MSCK Optimization - Amazon EMR

MSCK Optimization

Hive stores a list of partitions for each table in its metastore. However, when partitions are directly added to or removed from the file system, the Hive metastore is unaware of these changes. The MSCK command updates the partition metadata in the Hive metastore for partitions that were directly added to or removed from the file system. The syntax for the command is:

MSCK [REPAIR] TABLE table_name [ADD/DROP/SYNC PARTITIONS];

Hive implements this command as follows:

  1. Hive retrieves all the partitions for the table from the metastore.

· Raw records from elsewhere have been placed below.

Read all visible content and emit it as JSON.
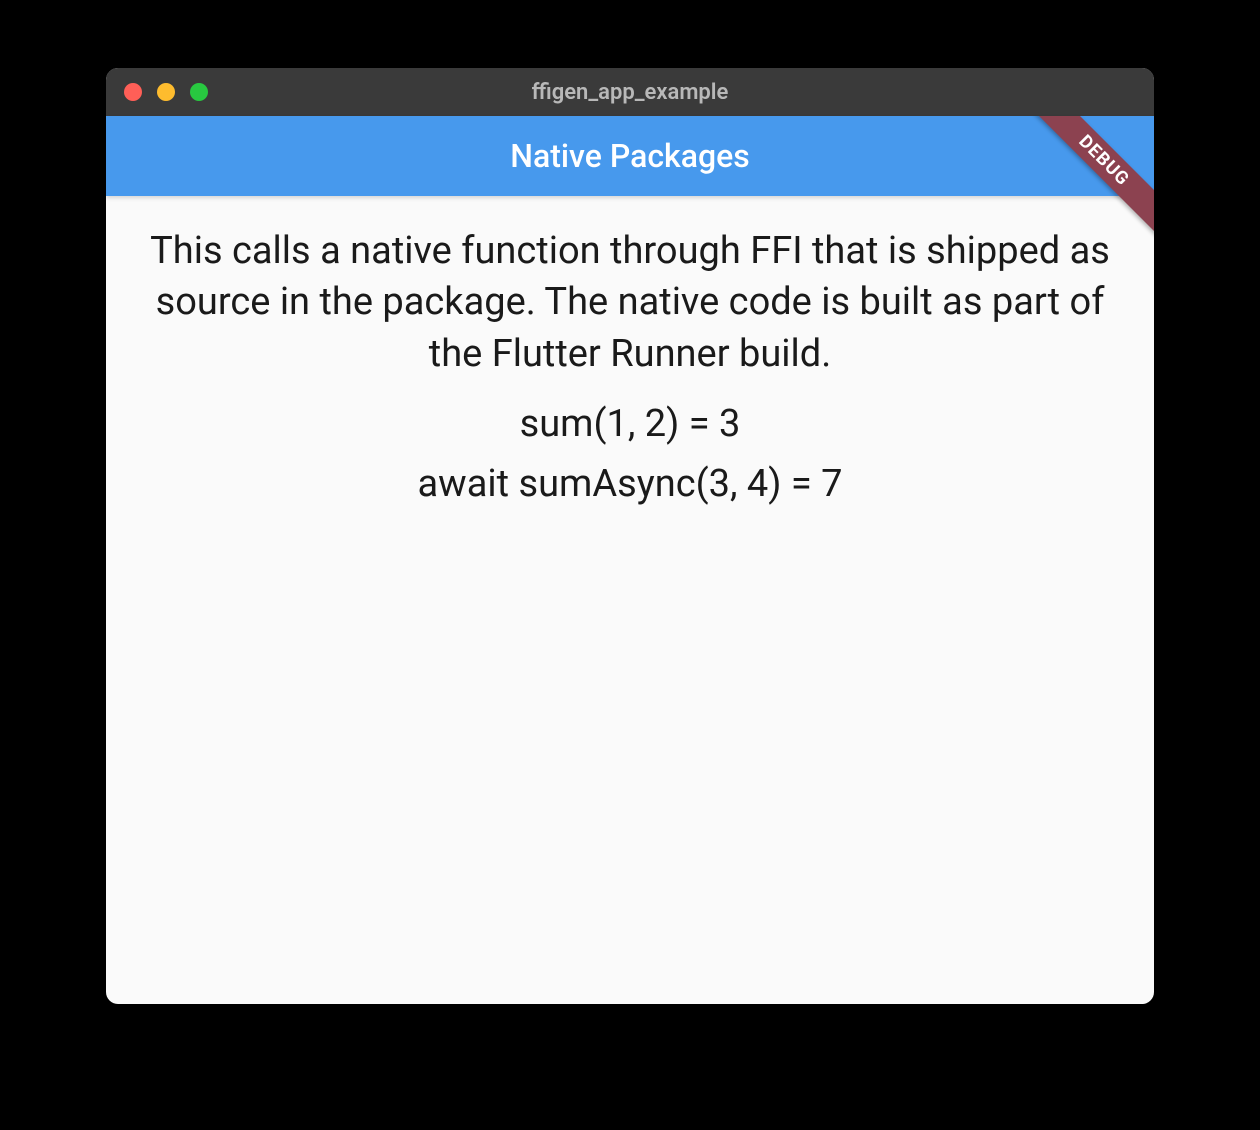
{
  "window": {
    "title": "ffigen_app_example"
  },
  "appBar": {
    "title": "Native Packages"
  },
  "debugBanner": {
    "label": "DEBUG"
  },
  "content": {
    "description": "This calls a native function through FFI that is shipped as source in the package. The native code is built as part of the Flutter Runner build.",
    "sumResult": "sum(1, 2) = 3",
    "sumAsyncResult": "await sumAsync(3, 4) = 7"
  },
  "colors": {
    "appBarBackground": "#4799ed",
    "debugBannerBackground": "#8c4250",
    "titlebarBackground": "#3a3a3a"
  }
}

From the list of partition paths that do not exist in the file system then creates a list of partitions to drop from the metastore.

  2. Hive gathers the partition paths present in the file system, compares them with the list of partitions from the metastore, and generates a list of partitions that need to be added to the metastore.

  3. Hive updates the metastore using ADD, DROP, or SYNC mode.

Note

When there are many partitions in the metastore, the step to check if a partition does not exist in the file system takes a long time to run because the file system's exists API call must be made for each partition.

In Amazon EMR 6.5.0, Hive introduced a flag called hive.emr.optimize.msck.fs.check. When enabled, this flag causes Hive to check for the presence of a partition from the list of partition paths from the file system that is generated in step 2 above instead of making file system API calls. In Amazon EMR 6.8.0, Hive enabled this optimization by default, eliminating the need to set the flag hive.emr.optimize.msck.fs.check.